When Drake’s hookless exhibition first dropped, much of the controversy surrounded his shots at Kid Cudi (“You were the man on the moon / Now you just go through your phases”), which came after Cudi had dissed Drake on Twitter for using ghostwriters. They came off as low blows because he had checked himself into rehab for depression and suicidal urges. Cudi was pissed.
But the disses that would come back to bite him in 2018 were the ones directed at Pusha-T. In an extended bit, Drake admonishes him for telling these “drug dealer stories,” because, try as he might, Chapo he is not. Essentially this was a star who made great use of someone else’s pen questioning his opponent’s realness. “If you’re gonna question me, now I have to question authenticity, and what I feel it is that you claim,” Pusha-T said to Vulture. “You claim a lot of music superiority. You run the charts, for sure. You got it, bro. Got it, homeboy. But, I have to question the authenticity of it when you get into the idea of skill set and what you do, off of what I’ve heard publicly.”

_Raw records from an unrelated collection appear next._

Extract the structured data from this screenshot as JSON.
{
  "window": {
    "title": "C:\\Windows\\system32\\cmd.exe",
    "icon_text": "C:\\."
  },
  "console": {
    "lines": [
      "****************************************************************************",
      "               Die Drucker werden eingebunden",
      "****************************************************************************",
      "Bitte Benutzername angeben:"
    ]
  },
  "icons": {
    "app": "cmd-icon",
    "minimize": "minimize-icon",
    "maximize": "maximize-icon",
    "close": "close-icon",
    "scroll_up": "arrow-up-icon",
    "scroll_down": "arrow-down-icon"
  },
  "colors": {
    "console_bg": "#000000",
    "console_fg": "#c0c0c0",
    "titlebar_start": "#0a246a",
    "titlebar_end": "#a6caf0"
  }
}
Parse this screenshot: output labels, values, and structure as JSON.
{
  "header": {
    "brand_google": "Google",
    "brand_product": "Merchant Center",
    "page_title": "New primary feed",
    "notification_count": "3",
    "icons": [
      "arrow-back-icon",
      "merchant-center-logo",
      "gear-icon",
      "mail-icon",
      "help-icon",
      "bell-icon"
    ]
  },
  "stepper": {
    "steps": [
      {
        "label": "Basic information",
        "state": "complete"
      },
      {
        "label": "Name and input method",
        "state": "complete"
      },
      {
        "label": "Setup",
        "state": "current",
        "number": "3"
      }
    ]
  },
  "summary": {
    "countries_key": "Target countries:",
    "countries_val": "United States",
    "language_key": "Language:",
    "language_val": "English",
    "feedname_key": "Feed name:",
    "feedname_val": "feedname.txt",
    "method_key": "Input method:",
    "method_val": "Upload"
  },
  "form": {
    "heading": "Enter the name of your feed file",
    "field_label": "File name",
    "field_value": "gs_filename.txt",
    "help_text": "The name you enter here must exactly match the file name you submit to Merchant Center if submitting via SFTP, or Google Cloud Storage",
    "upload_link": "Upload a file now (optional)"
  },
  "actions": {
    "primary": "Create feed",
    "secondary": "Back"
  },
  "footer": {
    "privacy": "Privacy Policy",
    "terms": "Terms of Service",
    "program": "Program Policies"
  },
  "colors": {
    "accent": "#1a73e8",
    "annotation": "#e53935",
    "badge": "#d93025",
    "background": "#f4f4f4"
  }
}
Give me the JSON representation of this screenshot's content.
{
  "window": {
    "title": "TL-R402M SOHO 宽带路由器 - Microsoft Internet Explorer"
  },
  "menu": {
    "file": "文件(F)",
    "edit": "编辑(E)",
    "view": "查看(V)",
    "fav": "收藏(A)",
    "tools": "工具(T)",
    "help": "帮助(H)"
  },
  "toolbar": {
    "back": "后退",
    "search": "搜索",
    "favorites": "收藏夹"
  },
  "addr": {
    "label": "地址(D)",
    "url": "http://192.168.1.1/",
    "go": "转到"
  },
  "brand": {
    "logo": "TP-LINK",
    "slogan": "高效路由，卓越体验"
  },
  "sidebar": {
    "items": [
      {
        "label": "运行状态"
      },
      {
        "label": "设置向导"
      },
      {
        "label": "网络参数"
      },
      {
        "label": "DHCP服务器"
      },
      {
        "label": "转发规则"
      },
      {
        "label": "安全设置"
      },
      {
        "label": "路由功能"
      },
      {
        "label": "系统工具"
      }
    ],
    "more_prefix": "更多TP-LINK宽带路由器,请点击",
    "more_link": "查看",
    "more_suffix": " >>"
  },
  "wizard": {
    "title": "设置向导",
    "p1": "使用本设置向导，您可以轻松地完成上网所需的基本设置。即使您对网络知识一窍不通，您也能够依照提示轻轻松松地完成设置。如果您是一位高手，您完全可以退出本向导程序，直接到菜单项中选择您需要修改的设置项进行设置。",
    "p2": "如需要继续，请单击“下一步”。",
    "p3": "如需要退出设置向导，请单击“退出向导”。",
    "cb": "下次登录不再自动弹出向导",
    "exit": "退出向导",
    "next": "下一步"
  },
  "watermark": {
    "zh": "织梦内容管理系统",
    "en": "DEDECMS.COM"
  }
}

May 25, 2018, Pusha-T’s “Infrared” and Drake’s “Duppy Freestyle” drop on the same day
At the end of Pusha-T’s album, Daytona, comes “Infrared,” a track where Pusha-T icily preaches over a cold bassline. It portrays Push as an anti-hero within a vanguard of rap that includes Jay-Z, J. Cole, and Kendrick Lamar, and bars a star wrecked by debt and label issues and another who doesn’t even write his raps: “The bigger question is how the Russians did it / It was written like Nas, but it came from Quentin.”
Drake didn’t even let Pusha-T finish enjoying his release day before hitting back with “Duppy Freestyle,” which tackles Pusha-T for being a hypocrite because Kanye doesn’t write his own stuff either. The “father had to stretch his hands out and get it from me” lyrics drew some claps because of its directness, even though it was a bit unsurprising since Drake is publicly credited as a songwriter on The Life of Pablo. Drake also acknowledged that signed microphone, called out Pusha-T for acting like he ‘sold drugs for Escobar in the ’80s,” name-drops his fiancée Virginia Williams (don’t do that), and states he’s sending an invoice for his services (for “promotional assistance and career reviving”).
May 29, 2018, Drake Has a Kid (Allegedly)!
In which Pusha-T responds to Drake’s “You’re not that good of a drug dealer” with “You’re not that good of a father.” Using a compromising image of Drake grinning in blackface for the song’s cover, Pusha-T went on a head-chopping spree (or, since there’s only one real target, decapitating, re-capitating, and decapitating again) that includes acknowledging Drake’s long-rumored child with former adult-film star Sophie Brussaux, being left by his father, and a brutal subversion of his 6-God moniker to poke at his producer and friend Noah “40” Shebib’s battle with multiple sclerosis. Even strays like these seem like chess moves: “The Story of Adidon” dropped the night before World MS Day.